Because GM has been a leader among those who have argued that American corporations should stay in South Africa in order to work for change from within, anti-apartheid leaders viewed GM's announcement as a sign that the American business community is giving up on the South African government.
'Most Significant' Pullout
"It's the most significant U.S. corporate pullout ever, not only because GM is one of the largest employers there, but also because this is an admission that GM's efforts to work from within for change have been met by a stone wall from the South African government," said Timothy K. Smith, executive director of the Interfaith Center on Corporate Responsibility, a New York-based coalition of religious groups that own stock in corporations. "It is the push that will turn the number of U.S. companies pulling out into a flood."
Jennifer Davis, executive director of the New York-based American Committee on Africa, an anti-apartheid group, added that the recent passage by Congress of sanctions against the South African government over President Reagan's veto may have finally forced GM to cut its losses in South Africa.
"GM opposed sanctions very strongly, and I think the passage indicated to them that the pressure in the United States was going to grow and not disappear," she noted.
"Now, I imagine this will shake up the whole American business community in South Africa," she said. "Some smaller companies that are still there . . . will no longer be able to point to GM as justification for staying."
No Official Comment
Meanwhile, Eli Bitzer, first secretary in the South African Embassy in Washington, said his government had no comment on GM's announcement.

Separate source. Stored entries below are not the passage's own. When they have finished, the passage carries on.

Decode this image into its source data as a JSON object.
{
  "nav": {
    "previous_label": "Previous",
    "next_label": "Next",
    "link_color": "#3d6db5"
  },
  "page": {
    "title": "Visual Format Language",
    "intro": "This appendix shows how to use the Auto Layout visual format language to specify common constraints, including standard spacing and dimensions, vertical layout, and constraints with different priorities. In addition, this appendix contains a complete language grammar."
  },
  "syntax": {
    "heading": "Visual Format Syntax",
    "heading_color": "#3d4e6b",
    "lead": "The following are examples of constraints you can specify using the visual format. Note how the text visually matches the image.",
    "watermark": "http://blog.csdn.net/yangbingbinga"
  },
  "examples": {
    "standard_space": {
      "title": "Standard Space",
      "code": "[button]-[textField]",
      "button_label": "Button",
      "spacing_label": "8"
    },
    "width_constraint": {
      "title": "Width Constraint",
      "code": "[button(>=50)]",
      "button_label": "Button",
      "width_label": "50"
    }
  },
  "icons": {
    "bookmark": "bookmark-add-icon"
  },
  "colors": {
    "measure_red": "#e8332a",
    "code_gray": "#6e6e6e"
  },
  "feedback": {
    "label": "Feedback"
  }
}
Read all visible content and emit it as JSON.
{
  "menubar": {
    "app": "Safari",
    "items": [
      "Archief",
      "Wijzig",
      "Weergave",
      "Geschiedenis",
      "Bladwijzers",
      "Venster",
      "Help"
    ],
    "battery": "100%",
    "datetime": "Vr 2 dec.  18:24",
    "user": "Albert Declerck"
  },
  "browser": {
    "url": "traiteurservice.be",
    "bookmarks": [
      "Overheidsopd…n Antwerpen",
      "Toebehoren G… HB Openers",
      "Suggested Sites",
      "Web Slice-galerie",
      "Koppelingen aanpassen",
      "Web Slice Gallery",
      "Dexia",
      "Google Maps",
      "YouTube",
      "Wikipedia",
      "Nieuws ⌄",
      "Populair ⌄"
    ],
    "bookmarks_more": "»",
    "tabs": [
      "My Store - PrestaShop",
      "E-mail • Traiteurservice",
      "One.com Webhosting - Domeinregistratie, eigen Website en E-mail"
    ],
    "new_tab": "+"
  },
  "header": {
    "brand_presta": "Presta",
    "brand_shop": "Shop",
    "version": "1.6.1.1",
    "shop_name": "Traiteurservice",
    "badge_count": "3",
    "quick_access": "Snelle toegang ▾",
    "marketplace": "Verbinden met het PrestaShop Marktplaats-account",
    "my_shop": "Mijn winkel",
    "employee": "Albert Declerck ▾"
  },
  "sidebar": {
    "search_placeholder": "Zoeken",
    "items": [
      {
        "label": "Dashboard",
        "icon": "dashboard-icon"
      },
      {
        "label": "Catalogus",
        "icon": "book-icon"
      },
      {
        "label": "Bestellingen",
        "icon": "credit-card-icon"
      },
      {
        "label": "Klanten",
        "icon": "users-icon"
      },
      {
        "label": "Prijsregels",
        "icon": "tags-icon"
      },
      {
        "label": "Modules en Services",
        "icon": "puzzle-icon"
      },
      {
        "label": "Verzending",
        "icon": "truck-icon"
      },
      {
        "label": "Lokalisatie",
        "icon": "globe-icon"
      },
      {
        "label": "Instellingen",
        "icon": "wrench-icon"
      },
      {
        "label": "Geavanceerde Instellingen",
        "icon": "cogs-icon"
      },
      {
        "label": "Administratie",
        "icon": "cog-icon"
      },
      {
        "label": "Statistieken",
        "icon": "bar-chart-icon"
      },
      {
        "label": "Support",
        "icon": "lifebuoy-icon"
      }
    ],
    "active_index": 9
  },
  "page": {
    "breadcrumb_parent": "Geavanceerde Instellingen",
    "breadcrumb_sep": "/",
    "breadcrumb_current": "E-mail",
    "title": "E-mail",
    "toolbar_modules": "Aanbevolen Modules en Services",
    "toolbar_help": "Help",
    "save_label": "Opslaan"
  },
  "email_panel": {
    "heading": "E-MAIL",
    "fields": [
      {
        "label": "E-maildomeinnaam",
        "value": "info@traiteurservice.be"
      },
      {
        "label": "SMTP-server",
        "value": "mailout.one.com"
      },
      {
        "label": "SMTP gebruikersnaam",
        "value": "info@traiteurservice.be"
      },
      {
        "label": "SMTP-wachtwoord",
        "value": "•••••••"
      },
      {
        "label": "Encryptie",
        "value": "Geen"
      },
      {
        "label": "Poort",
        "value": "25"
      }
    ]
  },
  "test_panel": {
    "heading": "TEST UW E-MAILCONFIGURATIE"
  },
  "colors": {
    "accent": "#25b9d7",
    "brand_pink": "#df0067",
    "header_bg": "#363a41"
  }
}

GM joins a growing list of American businesses that have recently announced plans to pull out of South Africa, including Coca-Cola, which last month became the first American company to express plans to sell its operations to local black investors. So far this year, 22 American companies have pulled out and another six have announced plans to withdraw from the country, according to the Investor Responsibility Research Center, a Washington-based group that monitors American investment in South Africa.
But because of its size and visibility, GM has been perhaps the biggest corporate target of the anti-apartheid movement in the United States. In 1971, it became the first American company to be faced with a church-sponsored, shareholder resolution calling for divestment of South African operations, and its shareholders have voted on--and defeated--similar proposals every year since.
A Force for Reform
GM has responded by aggressively promoting itself as a force for reform within the country. The Rev. Leon Sullivan, a black minister from Philadelphia who authored a code of corporate conduct for American companies doing business in South Africa, is on GM's board, and GM has received praise for adhering to the so-called "Sullivan Principles" that call for non-discrimination in business dealings.
GM's Smith also helped form a council last year of more than 100 American businesses that has demanded specific changes in South Africa's racial policies. And last May, GM announced that it would no longer sell vehicles to the South African military or police forces, ending the most controversial aspect of its role in the country.